Repugnant outcomes of a caste system
Intergenerational legacies of socioeconomic exclusion have locked millions of South Africans into social castes, not classes
Like most societies, South Africa is built on a complex matrix of power, privilege and access to social mobility. Similar to many other countries, power and privilege in this country are shaped by the power-holders, who have historically been white and male.
It is they who have shaped the particularly toxic and entrenched patterns of access and opportunity to social, educational and economic progression and stratification in this country. The social stratification exists beyond deliberately race-based structures of power and opportunity. I contend that mobility is now so difficult that it has become a social caste from which most people cannot emerge.

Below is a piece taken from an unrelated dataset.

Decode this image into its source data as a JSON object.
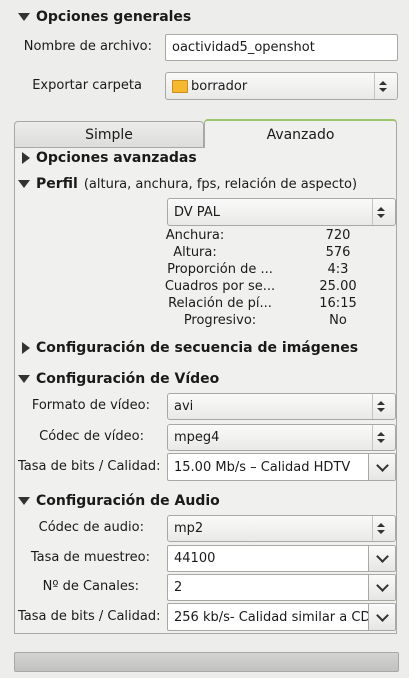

South Africa is not alone in creating rigid social enclaves. Japan had four samurai classes, Korea had hereditary exclusion in the form of baekjeong (untouchable). The Ibos in parts of Nigeria define an Osu caste from which it is difficult to transition. And across Spain, France and Portugal social “untouchablity” prevented shared water fonts, separate places of worship and segregated doors well into the 19th century.
The sociologist Harry Hiller writes: “A class system is an open system of rating levels. If a hierarchy becomes closed against vertical mobility, it ceases to be a class system and becomes a caste system.”
Class mobility is elastic, with the possibility of social mobility. In theory, a person is able to work their way to an alternative economic lifestyle through enterprise and talent.
But, when the mitigating factors against upward movement are determined by not only a person’s current circumstances but by generations of factors such as health, education, income and family assets, this movement is almost impossible.
South Africa’s double plague of intergenerational poverty and unearned privilege present a compelling case for redefining the vocabulary of our class stratifications. The “bootstraps” argument can hardly be useful when there are no shoes from which to pull them.
At the beginning of our democratic dispensation, South Africa was ranked among the most unequal societies in the world, as a result of the differentiated distribution of state provisions, such as health and education, and legislated physical mobility that limited African people’s access to greater opportunity.
Troublingly, over the past 23 years of this dispensation, South Africa’s levels of inequality have exceeded and surpassed those before 1994 — notwithstanding the anticipation that democratisation of political power would also lead to democratisation of social and economic mobility and distribution of assets.
The indigent African majority was promised a better life and that the violence of the colonial apartheid regime would be redressed, eventually reversed and rebuilt.
In many respects, the various stakeholders, including the incoming government, did not adequately understand the complexities of reconfiguring many generations of economic feudalism.
The asset deficit for African people, who could not accumulate wealth during the colonial apartheid era, remains embedded in their social and economic capacities. This mediates choices about education, where to live, where to shop, whether to seek private healthcare or to use state health provisions.
The pathway of opportunity available to youth and children offers one gauge of social mobility. These measures include intangible assets, such as whether households have or have ever had a high school graduate, as well as material assets, including whether a household has a car.
A comparison of the opportunities available to young children and youth from privileged and disadvantaged backgrounds is useful because it illustrates that they have limited opportunity to distinguish themselves based on effort and hard work. The privileged glean their status more through the serendipity of being born into it rather than their own efforts. In the same vein the indigent and largely African working and underclass is so positioned not because of a lack of effort or talent but because of the circumstances that they are born into.
False meritocracy that insists that working hard is the only determinant to social mobility is thus dishonest and unhelpful. The differences in opportunities between privileged and socioeconomically dispossessed youth are largely attributable to the intergenerational legacies that define the circumstances into which they were born. These are marked by South Africa’s economic and political development trajectory and the confluence between the two.
The apartheid colonial government created patterns similar to other settler states, such as Australia, New Zealand and the United States. South Africa intentionally con- structed an economy that required a pool of African labour that was the engine for its sustainability.
These were bolstered by a menu of policies and institutions that were extraordinarily coercive, accompanied by unapologetically discriminatory policies and intent.
The creation of labour market institutions was primarily to ensure the protection of white workers’ incomes. This was further bolstered by a fairly advanced welfare state that was again primarily extended to white workers.
Labour market institutions were designed to depress the wages paid to unskilled African workers, depressing their social mobility and aspirations.
These policies and institutions created the ongoing architecture of acute race-based inequality in relation to short-term dividends, and also shaped a future of inequality and social caste. The design of the economic growth path was so embedded that the inequality has self-perpetuated long after its initial proponents passed on.
Colonial South Africa’s other potent model was to destroy the African peasantry, including sharecroppers and landowners, by seizing community- and family-held lands. This forced Africans to migrate in two ways. The first was to seek work in better-paid urban areas despite the prohibitive sanctions on movement. The second, and possibly even more brutal, was to migrate our social aspirations steeply downward.
Class and caste are the product of the imaginations of the most powerful and privileged. This is illustrated by the rigidity of the feudal and caste systems that predetermined the untouchables merely to ensure a pool of labour to do the least desirable work.